Die Planung verfolgte das Ziel, diesen historischen, genieteten Brückentyp (der Struktur der Niesenbahn nebenan sehr ähnlich) zu erhalten. Durch eine innovative Bauweise sollten hier das wertvolle Kulturdenkmal und der zentrale Wegzugang in das Wandergebiet erhalten werden. Bemerkenswert an diesem Brückenprojekt ist der Fokus auf Innovation und Nachhaltigkeit. Dies beweist beispielsweise der Einsatz von UHFB. Der neuartige Werkstoff, der für die Fahrbahnplatte verwendet wurde, besteht aus Zement, Wasser, Sand, Bindemitteln und Stahlfasern. Er bietet Mehrwerte in Sachen Technik, Ästhetik und Ökologie. Heisst: UHFB ist zwar etwas teurer als Beton, dafür wird viel an Material eingespart.

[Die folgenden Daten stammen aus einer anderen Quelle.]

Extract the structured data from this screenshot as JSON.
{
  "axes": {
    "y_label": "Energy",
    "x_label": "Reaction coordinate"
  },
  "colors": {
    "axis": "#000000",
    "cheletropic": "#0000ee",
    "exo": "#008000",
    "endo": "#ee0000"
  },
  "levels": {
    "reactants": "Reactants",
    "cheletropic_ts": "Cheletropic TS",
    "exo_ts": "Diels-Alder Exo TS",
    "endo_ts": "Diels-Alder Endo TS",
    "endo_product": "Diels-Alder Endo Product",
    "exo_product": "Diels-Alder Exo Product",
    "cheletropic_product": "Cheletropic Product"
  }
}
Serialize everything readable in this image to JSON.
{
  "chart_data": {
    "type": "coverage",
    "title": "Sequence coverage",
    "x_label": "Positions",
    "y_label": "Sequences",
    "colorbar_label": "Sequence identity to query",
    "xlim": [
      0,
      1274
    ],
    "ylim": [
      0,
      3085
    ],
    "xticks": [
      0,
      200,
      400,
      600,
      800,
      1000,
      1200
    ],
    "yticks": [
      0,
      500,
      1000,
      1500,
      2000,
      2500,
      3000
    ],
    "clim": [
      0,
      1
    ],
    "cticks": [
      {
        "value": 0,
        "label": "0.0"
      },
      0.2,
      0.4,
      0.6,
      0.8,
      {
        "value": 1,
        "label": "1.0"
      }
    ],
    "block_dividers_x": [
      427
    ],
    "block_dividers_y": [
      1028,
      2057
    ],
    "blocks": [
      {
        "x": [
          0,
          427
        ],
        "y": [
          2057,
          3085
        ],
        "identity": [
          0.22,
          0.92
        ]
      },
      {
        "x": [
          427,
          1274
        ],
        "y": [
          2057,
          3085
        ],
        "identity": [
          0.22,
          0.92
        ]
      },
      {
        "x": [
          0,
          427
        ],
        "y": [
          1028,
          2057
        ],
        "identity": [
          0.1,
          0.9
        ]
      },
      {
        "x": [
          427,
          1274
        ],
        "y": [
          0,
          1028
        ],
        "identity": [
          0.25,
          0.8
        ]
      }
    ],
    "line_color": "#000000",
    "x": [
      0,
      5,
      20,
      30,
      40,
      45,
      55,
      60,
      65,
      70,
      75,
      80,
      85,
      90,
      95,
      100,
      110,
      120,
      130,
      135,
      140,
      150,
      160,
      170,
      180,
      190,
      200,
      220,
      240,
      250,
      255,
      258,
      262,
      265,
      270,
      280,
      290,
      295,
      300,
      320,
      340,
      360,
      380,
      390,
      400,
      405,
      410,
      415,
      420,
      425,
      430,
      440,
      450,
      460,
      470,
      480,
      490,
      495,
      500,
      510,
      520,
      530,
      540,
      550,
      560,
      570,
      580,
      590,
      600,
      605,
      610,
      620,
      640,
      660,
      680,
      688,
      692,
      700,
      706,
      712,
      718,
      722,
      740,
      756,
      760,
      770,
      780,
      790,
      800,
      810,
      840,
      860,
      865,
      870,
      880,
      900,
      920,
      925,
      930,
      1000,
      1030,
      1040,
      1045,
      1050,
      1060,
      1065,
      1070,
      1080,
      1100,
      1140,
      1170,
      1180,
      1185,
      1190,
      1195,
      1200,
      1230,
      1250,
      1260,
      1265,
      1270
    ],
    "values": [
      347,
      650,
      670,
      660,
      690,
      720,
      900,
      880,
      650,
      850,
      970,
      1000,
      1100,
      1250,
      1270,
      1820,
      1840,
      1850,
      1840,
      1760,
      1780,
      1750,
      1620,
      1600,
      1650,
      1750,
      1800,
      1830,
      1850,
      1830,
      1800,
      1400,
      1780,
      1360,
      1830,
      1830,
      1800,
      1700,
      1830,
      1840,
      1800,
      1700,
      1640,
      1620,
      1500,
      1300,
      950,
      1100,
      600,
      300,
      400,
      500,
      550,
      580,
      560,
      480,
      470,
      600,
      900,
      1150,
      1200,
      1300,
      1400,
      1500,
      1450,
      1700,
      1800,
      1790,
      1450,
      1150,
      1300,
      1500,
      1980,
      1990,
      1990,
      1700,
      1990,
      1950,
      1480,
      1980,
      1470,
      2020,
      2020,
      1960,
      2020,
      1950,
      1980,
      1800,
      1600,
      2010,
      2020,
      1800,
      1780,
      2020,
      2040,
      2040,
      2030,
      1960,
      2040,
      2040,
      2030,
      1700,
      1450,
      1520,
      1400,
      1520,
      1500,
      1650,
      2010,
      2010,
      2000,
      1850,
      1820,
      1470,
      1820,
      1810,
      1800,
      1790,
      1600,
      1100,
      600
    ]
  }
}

Ein grossartiges Gemeinschaftswerk

Der seit 2012 für das Tiefbauwesen zuständige Gemeinderat, Thomas Knupp, studierter Theologe, hält am Tag der Eröffnung eine feierliche Ansprache und Dankesrede und lobt, wie schön die Zusammenarbeit mit den unterschiedlichen Betrieben, Handwerkern, Ingenieuren und Spezialisten verlaufen sei. Der Gesamtprojektleiter, Jean-Pascal Ammann, Bauingenieur und Brückenspezialist des Berner Büros Emch+Berger AG sagt: «Ich habe selten ein Projekt begleitet, bei dem die Zusammenarbeit mit allen Beteiligten so zielgerichtet und harmonisch verlaufen ist», so der Bauingenieur, dessen Vater ebenfalls ETH-Ingenieur ist. Er selbst erhält von den ansässigen Handwerkern ebenso formidable Noten. Sie berichten unisono, dass die Arbeit mit solch engagierten und kompetenten Bauingenieuren äusserst rar sei.